I drew it in Sketchup first and went from there.

The drawer and inner dividers are made of Aspen.

The good thing is that I know how to change the design for future projects to eliminate some of the issues I had with this one.

Comments are appreciated (even negative ones)!


----------



## Skwerly (Feb 26, 2010)

I really like it! It looks great, it's functional, and it's made of exotic wood. What more can a guy ask for? 

Great job!


----------



## pabloj13 (Dec 10, 2009)

Excellent work. I love the mitered drawer front. Nice touch.


----------



## JEC559 (Jul 1, 2009)

Nice job. I really love purple heart. It looks great and I am sure she will love it.


----------



## Dvoigt (Dec 6, 2007)

Looks very nice. Although I would have maybe planed the wood to be another 1/4" thinner, seems a touch thick to me. But that is really a personal preference... and I'm only say it because you said you are ok with the negative comments:thumbsup:


----------



## Streamwinner (Nov 25, 2008)

Great work. Hard to believe that's your first finished project.


----------



## slowsol (Dec 26, 2009)

Dvoigt said:


> Looks very nice. Although I would have maybe planed the wood to be another 1/4" thinner, seems a touch thick to me. But that is really a personal preference... and I'm only say it because you said you are ok with the negative comments:thumbsup:


 
:laughing::laughing: My wife said that as soon I brought the lumber home. I told her, "I had to pay for an inch thick, I'm not gonna have them cut away half of it and charge me full price!":laughing:

But you're right, it would have looked better with thinner stock. 

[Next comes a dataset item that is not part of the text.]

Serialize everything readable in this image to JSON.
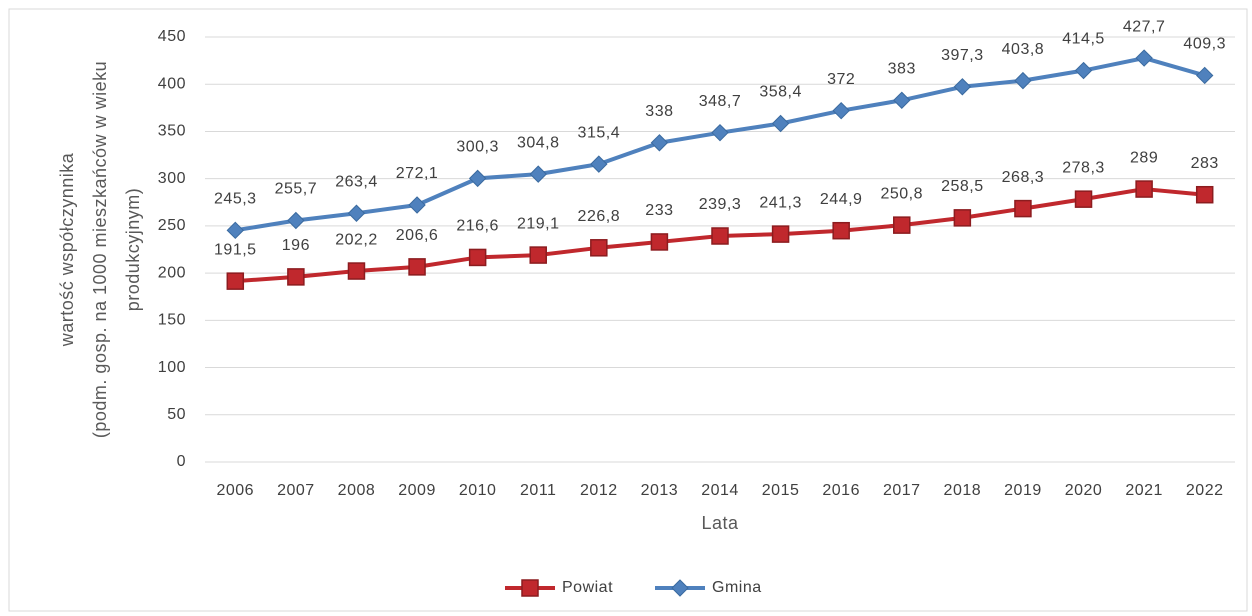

Thanks for all the comments guys. 

In all fairness, I've made a few other things (including the table the box is sitting on). But this is my first project that I actually worked all the way through and had a pleasing result.


----------



## Chad (May 10, 2009)

I really like the design and the wood. Nice job!


----------



## jlhaslip (Jan 16, 2010)

I'm sure your sister will love it and keep it forever...

Is that a 'hidden' compartment? Nice.


----------



## phinds (Mar 25, 2009)

Welcome to the forum.

To your credit you've done a very nice job with a VERY tough wood. Not all exotics are as tough to work with. 

As for comparing it to what you're used to, probably the toughest common (that is, readily available) American domestic is hickory and it's below purpleheart on the Janka scale.

Paul


----------



## wletson (Jan 11, 2010)

jlhaslip said:


> Is that a 'hidden' compartment? Nice.


That's what I was wondering too. I think it is the only thing that makes sense.

Your sister will treasure that forever, coming from her big brother. Really pretty!


----------